KEY POINTS:
Heritage enthusiast Bob Macintyre is offering ratepayers a free alternative to a gold-plated encasement of the century-old Newmarket station building on a concourse high above railway tracks.
The Auckland Regional Council has been asked by its transport authority for $31.4 million for a remodelled station, including $5 million to move the building to an elevated concourse jutting off Remuera Rd.
That would have to be extra to $40 million which the Government agency Ontrack has pledged for two new "island" platforms to fit three sets of tracks, beside which there would be no room for the building.
Concept drawings of the station were shown to an ARC committee meeting in public session but released to the Herald on Friday only in response to an Official Information Act request.
Mr Macintyre is aghast at the plan, fearing the building would look like a large "boatshed up on stilts".
"It would end up looking like the Queens Head Tavern - never quite right. And that is what we do in Auckland all the time."
His first preference would be to leave it where it was built in 1908 under railways architect Sir George Troup, nicknamed "Gingerbread George" for his design of Dunedin's famously ornate station.
But failing that, Mr Macintyre is offering to move the Newmarket building, at his cost, to the site of a demolished station of similar vintage beside the southern railway line at Ellerslie.
That is just over a stone wall from his own historic home, which was in 1913 the first commissioned work of William Henry Gummer, who designed the old central railway station and the Wintergardens among other Auckland landmarks.
Newmarket Business Association general manager Cameron Brewer welcomes Mr Macintyre's scheme, saying he can find no enthusiasm among members for the concourse plan, which would "only create a complete hodge-podge" in such a tight space. He said if transport authorities could not restore the original station to its former glory, they should find another worthy home for it.
Auckland Suburban Rail Handbook author Sean Millar also prefers to leave it in place, but believes the concourse could be a suitable second choice - particularly if it meant restoring the building as part of a "working station".
Mr Macintyre is no novice at restoring historic buildings, having moved a 200-tonne bluestone cottage from Timaru to Lake Pukaki and rebuilding it to its original state.
He said the Newmarket building would be more visible to Southern Motorway traffic than the nearby Troup-era Remuera Station building and signals box, which are partly obscured by an embankment.
Although the public would not have open access, he envisaged turning it into a creativity centre where arts groups could hold occasional exhibitions.
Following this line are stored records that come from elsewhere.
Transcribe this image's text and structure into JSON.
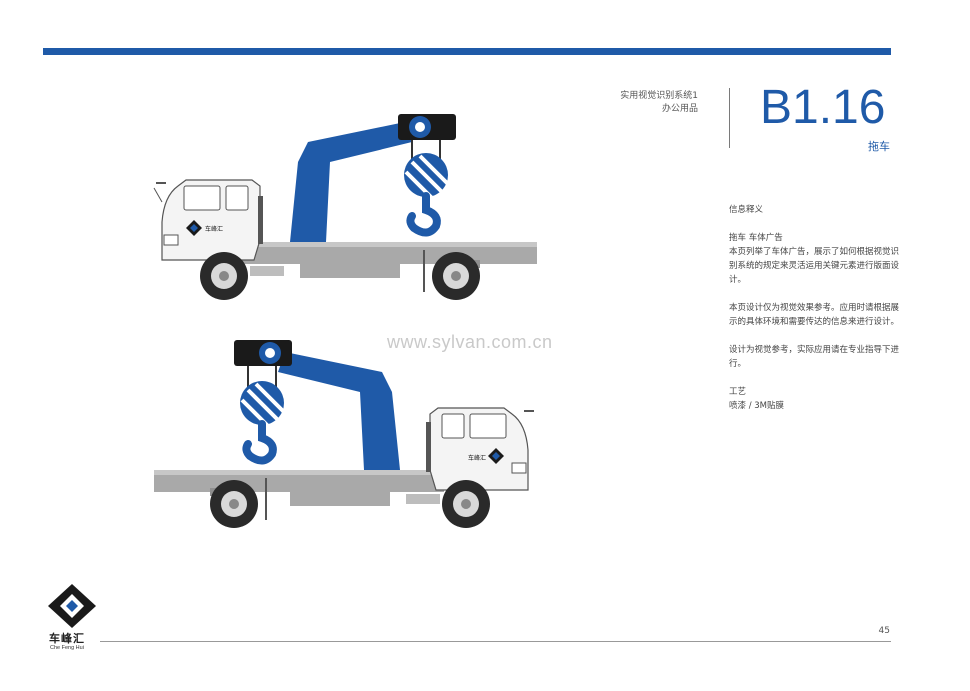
{
  "header": {
    "system_line1": "实用视觉识别系统1",
    "system_line2": "办公用品",
    "code": "B1.16",
    "subtitle": "拖车"
  },
  "info": {
    "heading": "信息释义",
    "item_title": "拖车 车体广告",
    "para1": "本页列举了车体广告，展示了如何根据视觉识别系统的规定来灵活运用关键元素进行版面设计。",
    "para2": "本页设计仅为视觉效果参考。应用时请根据展示的具体环境和需要传达的信息来进行设计。",
    "para3": "设计为视觉参考，实际应用请在专业指导下进行。",
    "craft_title": "工艺",
    "craft_value": "喷漆 / 3M贴膜"
  },
  "watermark": "www.sylvan.com.cn",
  "truck_logo_text": "车峰汇",
  "footer": {
    "brand_cn": "车峰汇",
    "brand_en": "Che Feng Hui",
    "page_number": "45"
  },
  "colors": {
    "brand_blue": "#1f5aa8",
    "crane_blue": "#1f5aa8",
    "bed_gray": "#a9a9a9"
  }
}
Mr Macintyre, who owns a shipping freight company, offered a year ago to buy the Newmarket building and its signals box for a "peppercorn consideration" in return for removing and restoring it at no cost to ratepayers.
That followed an invitation from consultants for expressions of interest, and his discovery near his property of the remains of a 93m concrete platform.
He and wife Debra made the find while clearing weeds for native plantings on railside land they have leased from Ontrack for beautification.
They then found that the platform was part of a station built in 1908 and used to carry Auckland's gentry to Ellerslie race-day meetings before being demolished in the 1950s.
The couple have also leased an underpass and ramp through which rail passengers reached the race-track.
But despite determining it would cost no more than about $80,000 to move the Newmarket buildings, Mr Macintyre had no response to his proposal.
A regional council report refers only to the investigation of nine possible sites around Newmarket, out of which the Historic Places Trust advised that the concourse proposal was the most consistent with heritage principles. The trust concluded that, despite its elevation, the station's alignment would be maintained parallel to the tracks and it would maintain an important presence and link with central Newmarket.
But the authority's architectural consultants said it could have "an incongruous appearance" and might have to lose its three large brick chimneys, described as "a significant feature of the Troup Edwardian buildings". The council has asked the transport authority for more investigations on the concourse option and other fundamental aspects of the Newmarket redevelopment.